Pedulilah dengan menyediakan telinga untuk mendengar curahan hati mereka. Tapi jangan menghakimi.
Pada Kisah Para Rasul 16, ketika gempa bumi yang hebat membuat belenggu dan pintu penjara yang dihuni rasul Paulus dan Silas terbuka, kepala penjara stres bukan main, ketakutan, dan hendak bunuh diri. Paulus tak tinggal diam dan berseru mencegah perbuatan itu.
“Bagaimana supaya aku selamat?” ujar si kepala penjara. Itulah kesempatan Paulus bercerita tentang keselamatan dan Injil Yesus Kristus. Puji Tuhan, dari tadinya ingin bunuh diri, si kepala penjara dan seisi rumahnya malah menerima Tuhan Yesus sebagai juruselamat mereka.
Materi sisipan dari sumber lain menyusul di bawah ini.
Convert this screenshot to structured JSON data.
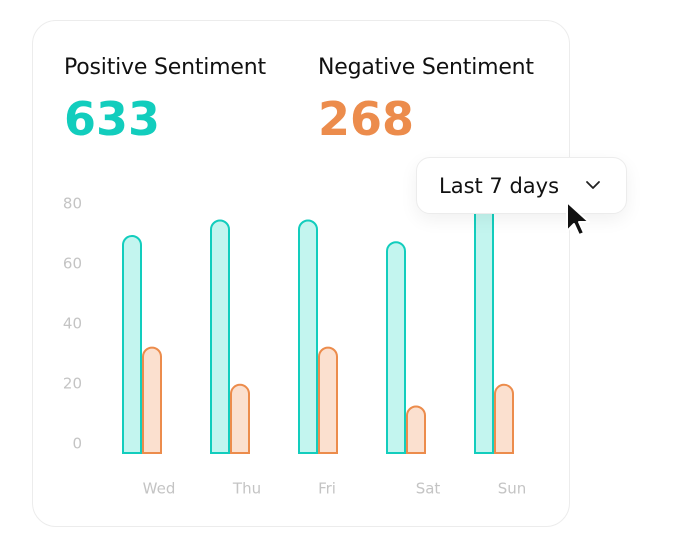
{
  "stats": {
    "positive": {
      "label": "Positive Sentiment",
      "value": "633",
      "color": "#12cdbd"
    },
    "negative": {
      "label": "Negative Sentiment",
      "value": "268",
      "color": "#ec8c4c"
    }
  },
  "dropdown": {
    "value": "Last 7 days",
    "icon": "chevron-down-icon"
  },
  "cursor": {
    "icon": "mouse-pointer-icon"
  },
  "chart_data": {
    "type": "bar",
    "categories": [
      "Wed",
      "Thu",
      "Fri",
      "Sat",
      "Sun"
    ],
    "series": [
      {
        "values": [
          70,
          75,
          75,
          68,
          80
        ],
        "fill": "#c3f5ef",
        "stroke": "#12cdbd"
      },
      {
        "values": [
          34,
          22,
          34,
          15,
          22
        ],
        "fill": "#fbe0cf",
        "stroke": "#ec8c4c"
      }
    ],
    "yticks": [
      0,
      20,
      40,
      60,
      80
    ],
    "ylim": [
      0,
      80
    ],
    "grid": false,
    "legend": "none"
  }
}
Kalau kamu termasuk yang berada dalam tekanan hebat dan depresi, bahkan mungkin sempat berpikir hendak bunuh diri, urungkanlah niatmu. Berserulah pada Tuhan, seperti pesan Rasul Paulus di Roma 10:13. “Sebab, barangsiapa yang berseru kepada nama Tuhan, akan diselamatkan.”
Allah peduli pada kita, sehingga Dia mengaruniakan AnakNya yang Tunggal sebagai jalan keselamatan kita. Yesus peduli pada kita, sehingga Dia rela menanggung dosa-dosa kita sampai Dia mati di kayu salib. Masakan kita tak peduli pada diri sendiri yang sudah dihargai begitu rupa?